As a seasoned webmaster, I view my efforts as the summation of the roughly 10,000 drops that it takes to make a quart, and I seek to avoid any that may be sour ones.
I suspect since cookies are innocuous, and because browsers can easily block them, that there's very little chance they can turn the quart sour... but I thought I'd bring it up with others.
Lastly, it's not so much that I fear cookies of any sort (I don't), it's the view of relationships to other sites is our interlinked Internet world... folks like siteadvisor (by McAfee) use these relationships to make judgements about the nature of sites...
http://www.siteadvisor.com/sites/jangro.com
So, if connected sites get in trouble, it will reflect on me. Mantra in all of this is... and it's SO very old school and brick and mortar'ish... and my Mom taught it to me way back... you are the company you keep.
I have noticed that there is a lot of "cookie stuffing" going on . Some of these Black hat types are getting pretty clever at covering their tracks.
Hi, I'm web designer and I just want to tell you how great your blog is, there's some very inspirational stuff here. I'm certainly going to bookmark it now and will come back when I get one of those creative blocks.
Keep up the good work.
Ken
I'm also a web designer and I have to ditto Ken's response. Great work man!
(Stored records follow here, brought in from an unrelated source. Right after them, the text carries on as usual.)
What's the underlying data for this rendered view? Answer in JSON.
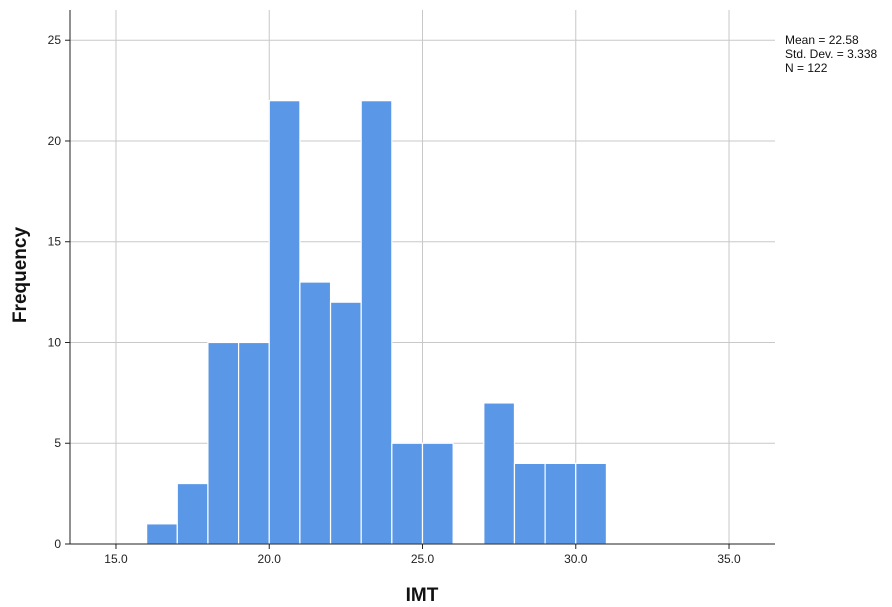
{
  "chart_data": {
    "type": "bar",
    "subtype": "histogram",
    "xlabel": "IMT",
    "ylabel": "Frequency",
    "xlim": [
      13.5,
      36.5
    ],
    "ylim": [
      0,
      26.5
    ],
    "x_ticks": [
      15.0,
      20.0,
      25.0,
      30.0,
      35.0
    ],
    "x_tick_labels": [
      "15.0",
      "20.0",
      "25.0",
      "30.0",
      "35.0"
    ],
    "y_ticks": [
      0,
      5,
      10,
      15,
      20,
      25
    ],
    "y_tick_labels": [
      "0",
      "5",
      "10",
      "15",
      "20",
      "25"
    ],
    "bin_width": 1,
    "bins": [
      {
        "start": 16,
        "end": 17,
        "count": 1
      },
      {
        "start": 17,
        "end": 18,
        "count": 3
      },
      {
        "start": 18,
        "end": 19,
        "count": 10
      },
      {
        "start": 19,
        "end": 20,
        "count": 10
      },
      {
        "start": 20,
        "end": 21,
        "count": 22
      },
      {
        "start": 21,
        "end": 22,
        "count": 13
      },
      {
        "start": 22,
        "end": 23,
        "count": 12
      },
      {
        "start": 23,
        "end": 24,
        "count": 22
      },
      {
        "start": 24,
        "end": 25,
        "count": 5
      },
      {
        "start": 25,
        "end": 26,
        "count": 5
      },
      {
        "start": 26,
        "end": 27,
        "count": 0
      },
      {
        "start": 27,
        "end": 28,
        "count": 7
      },
      {
        "start": 28,
        "end": 29,
        "count": 4
      },
      {
        "start": 29,
        "end": 30,
        "count": 4
      },
      {
        "start": 30,
        "end": 31,
        "count": 4
      }
    ],
    "grid": true,
    "stats": {
      "mean_label": "Mean = 22.58",
      "sd_label": "Std. Dev. = 3.338",
      "n_label": "N = 122"
    },
    "stats_position": "top-right",
    "colors": {
      "bar_fill": "#5a97e6",
      "bar_edge": "#ffffff",
      "grid": "#c8c8c8",
      "axis": "#222222"
    }
  }
}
Also, I doubt your SEO will be affected by this at all - that's the last thing I'd worry about.
I do believe that most online surfers aren't technically savvy enough to be concerned about the "spying eye" icon. For something like this, i think it would be difficult to get 3rd parties to remove cookie calls from their applications. Gathering market demographics is just too important for them to drop without a major user revolt.